Besides this, the film wastes the potential of its conceits. Running around in someone else's memories, creating alternate realities – there's a rich thematic vein here that is never mined. Instead these concepts are drafted into the service of an elaborate ruse to ensure that the love interest here comes to fruition and everyone is able to live out a happy ending. What a waste. Such concepts are better suited to films that place the emphasis on the journey rather than the destination. I wish the film had taken fewer pains to get the viewer anxious about whether or not Colter and Christina would live happily ever after and more about, say, memories and how we use them to construct our lives.

Part of my reaction to Source Code could be explained by the fact that I read a wonderful defense of Andrei Tarkovsky's films in which the author took on Dan Kois' claim that they're boring. Perhaps I was just in the mood for something a bit more cerebral, a film where the images on the screen themselves have intrinsic value beyond helping move a story along from one action to the next.
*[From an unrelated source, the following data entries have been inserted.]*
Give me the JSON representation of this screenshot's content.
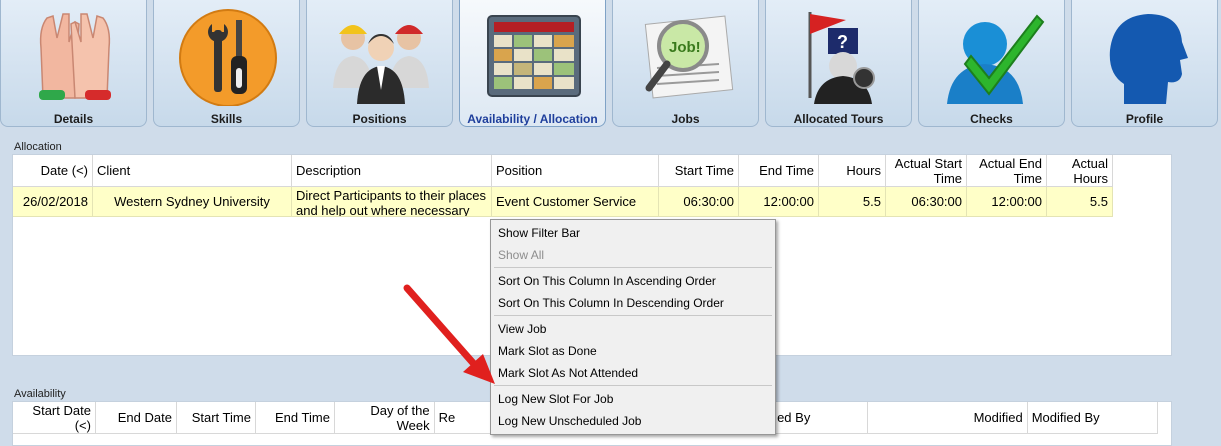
{
  "tabs": [
    {
      "label": "Details",
      "icon": "clapping-hands-icon"
    },
    {
      "label": "Skills",
      "icon": "wrench-screwdriver-icon"
    },
    {
      "label": "Positions",
      "icon": "workers-group-icon"
    },
    {
      "label": "Availability / Allocation",
      "icon": "calendar-icon"
    },
    {
      "label": "Jobs",
      "icon": "newspaper-magnifier-icon"
    },
    {
      "label": "Allocated Tours",
      "icon": "flag-tourist-icon"
    },
    {
      "label": "Checks",
      "icon": "person-checkmark-icon"
    },
    {
      "label": "Profile",
      "icon": "head-profile-icon"
    }
  ],
  "allocation": {
    "label": "Allocation",
    "headers": {
      "date": "Date (<)",
      "client": "Client",
      "description": "Description",
      "position": "Position",
      "start_time": "Start Time",
      "end_time": "End Time",
      "hours": "Hours",
      "actual_start": "Actual Start Time",
      "actual_end": "Actual End Time",
      "actual_hours": "Actual Hours"
    },
    "rows": [
      {
        "date": "26/02/2018",
        "client": "Western Sydney University",
        "description": "Direct Participants to their places and help out where necessary",
        "position": "Event Customer Service",
        "start_time": "06:30:00",
        "end_time": "12:00:00",
        "hours": "5.5",
        "actual_start": "06:30:00",
        "actual_end": "12:00:00",
        "actual_hours": "5.5"
      }
    ]
  },
  "availability": {
    "label": "Availability",
    "headers": {
      "start_date": "Start Date (<)",
      "end_date": "End Date",
      "start_time": "Start Time",
      "end_time": "End Time",
      "day_of_week": "Day of the Week",
      "re": "Re",
      "created_by": "ed By",
      "modified": "Modified",
      "modified_by": "Modified By"
    }
  },
  "context_menu": {
    "groups": [
      [
        {
          "label": "Show Filter Bar",
          "enabled": true
        },
        {
          "label": "Show All",
          "enabled": false
        }
      ],
      [
        {
          "label": "Sort On This Column In Ascending Order",
          "enabled": true
        },
        {
          "label": "Sort On This Column In Descending Order",
          "enabled": true
        }
      ],
      [
        {
          "label": "View Job",
          "enabled": true
        },
        {
          "label": "Mark Slot as Done",
          "enabled": true
        },
        {
          "label": "Mark Slot As Not Attended",
          "enabled": true
        }
      ],
      [
        {
          "label": "Log New Slot For Job",
          "enabled": true
        },
        {
          "label": "Log New Unscheduled Job",
          "enabled": true
        }
      ]
    ]
  },
  "colors": {
    "selected_row": "#ffffc8",
    "annotation_arrow": "#e0201e",
    "active_tab_label": "#1f3f9c"
  }
}
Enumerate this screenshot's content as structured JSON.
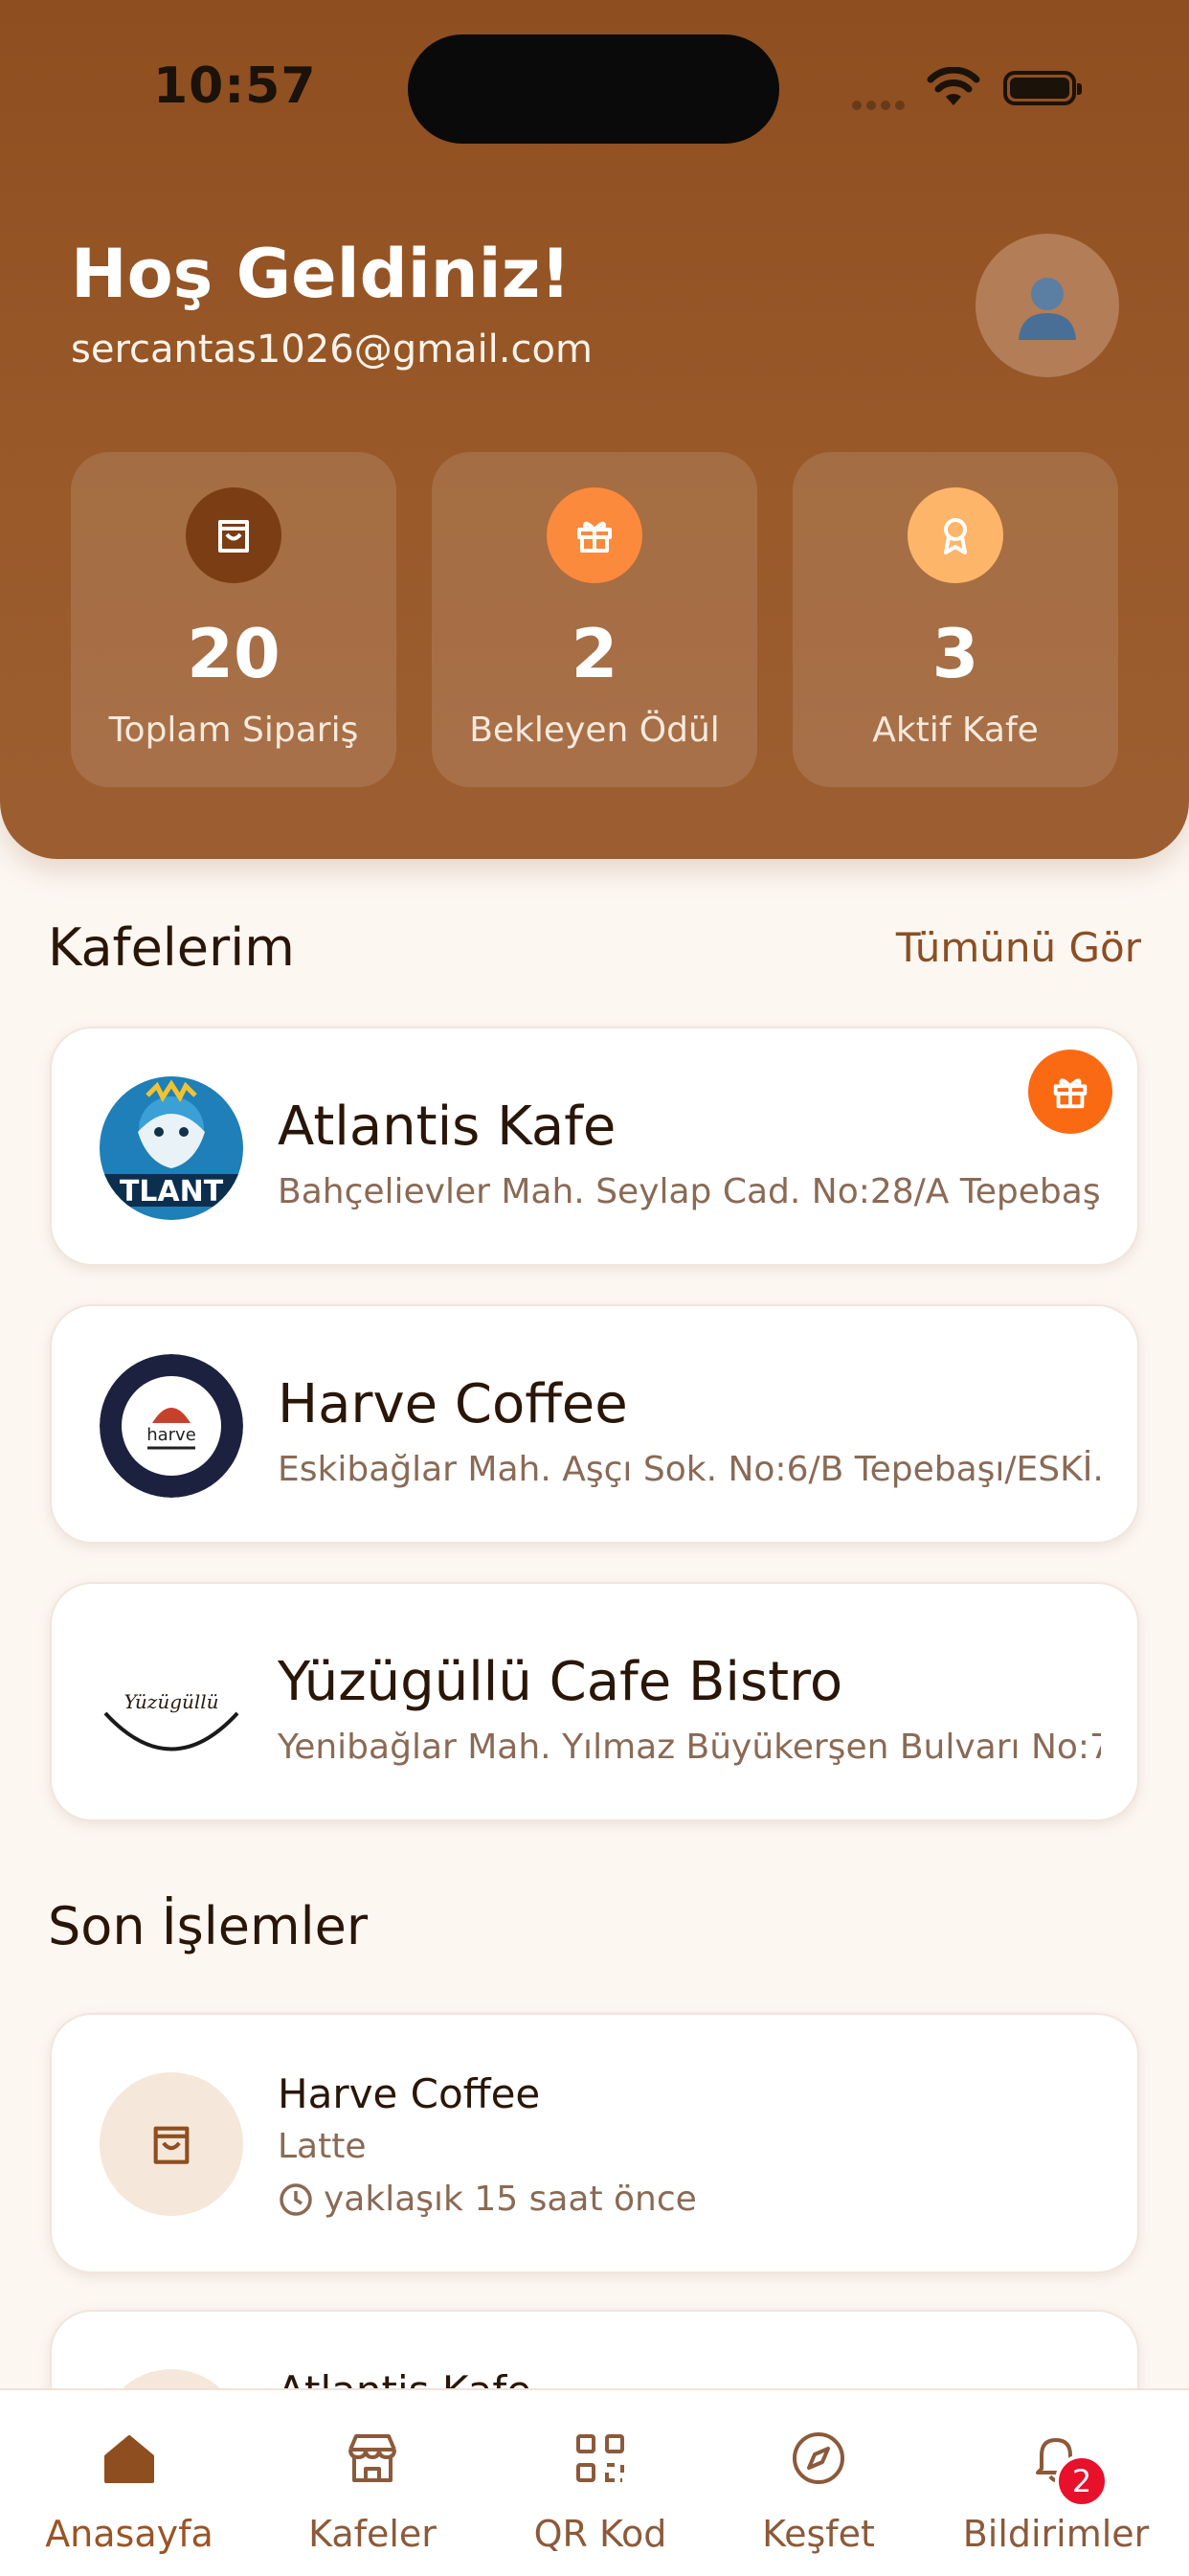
{
  "status_bar": {
    "time": "10:57"
  },
  "header": {
    "welcome": "Hoş Geldiniz!",
    "email": "sercantas1026@gmail.com",
    "avatar_icon": "user-avatar-icon"
  },
  "stats": [
    {
      "value": "20",
      "label": "Toplam Sipariş",
      "icon": "shopping-bag-icon",
      "color": "#8e4e1f"
    },
    {
      "value": "2",
      "label": "Bekleyen Ödül",
      "icon": "gift-icon",
      "color": "#fb8a3c"
    },
    {
      "value": "3",
      "label": "Aktif Kafe",
      "icon": "award-icon",
      "color": "#fdb56a"
    }
  ],
  "cafes_section": {
    "title": "Kafelerim",
    "see_all": "Tümünü Gör",
    "items": [
      {
        "name": "Atlantis Kafe",
        "address": "Bahçelievler Mah. Seylap Cad. No:28/A Tepebaşı...",
        "logo_text": "TLANT",
        "has_reward": true
      },
      {
        "name": "Harve Coffee",
        "address": "Eskibağlar Mah. Aşçı Sok. No:6/B Tepebaşı/ESKİ...",
        "logo_text": "harve"
      },
      {
        "name": "Yüzügüllü Cafe Bistro",
        "address": "Yenibağlar Mah. Yılmaz Büyükerşen Bulvarı No:7...",
        "logo_text": "Yüzügüllü"
      }
    ]
  },
  "transactions_section": {
    "title": "Son İşlemler",
    "items": [
      {
        "cafe": "Harve Coffee",
        "item": "Latte",
        "time": "yaklaşık 15 saat önce"
      },
      {
        "cafe": "Atlantis Kafe"
      }
    ]
  },
  "tabbar": {
    "items": [
      {
        "label": "Anasayfa",
        "icon": "home-icon",
        "active": true
      },
      {
        "label": "Kafeler",
        "icon": "store-icon"
      },
      {
        "label": "QR Kod",
        "icon": "qr-code-icon"
      },
      {
        "label": "Keşfet",
        "icon": "compass-icon"
      },
      {
        "label": "Bildirimler",
        "icon": "bell-icon",
        "badge": "2"
      }
    ]
  },
  "colors": {
    "brand": "#8e4e1f",
    "accent": "#fa6a12",
    "background": "#fdf7f2"
  }
}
As for other elements of the film, I've got to say that the music was really overwrought. Right from the get-go it was in your face and melodramatic. Absolutely nothing subtle about the soundtrack. It's doesn't try to nudge your emotions in a certain way, it throws them in a locked box and shoves them wherever it pleases. On the good side, I will offer that I appreciated how most of the film took place in a confined space, namely either the space capsule or the train car. Precisely because so much of the movie takes place in such spaces, I sat there waiting for the events on the screen to tackle Stevens' interior states more intimately. I'll add that I thought the acting was really good and single out Jeffrey Wright's Dr. Rutledge. The character was pretty stock – a single-minded scientist who has no time for emotions – but I thought he chewed the scenery just enough to make his character fun to watch.

Source Code is not a horrible movie but I was disappointed. It would be grossly unfair of me to expect Duncan Jones to film the next Solaris or 2001: A Space Odyssey, but, for a guy who loves putting his characters into confined spaces and all the metaphors that entails, I feel that he doesn't know quite what to do to really get inside a character's head. Like Inception, Source Code takes its sci-fi premise but fails to run with it. The intriguing elements of the story remain premises and foundations for cliché.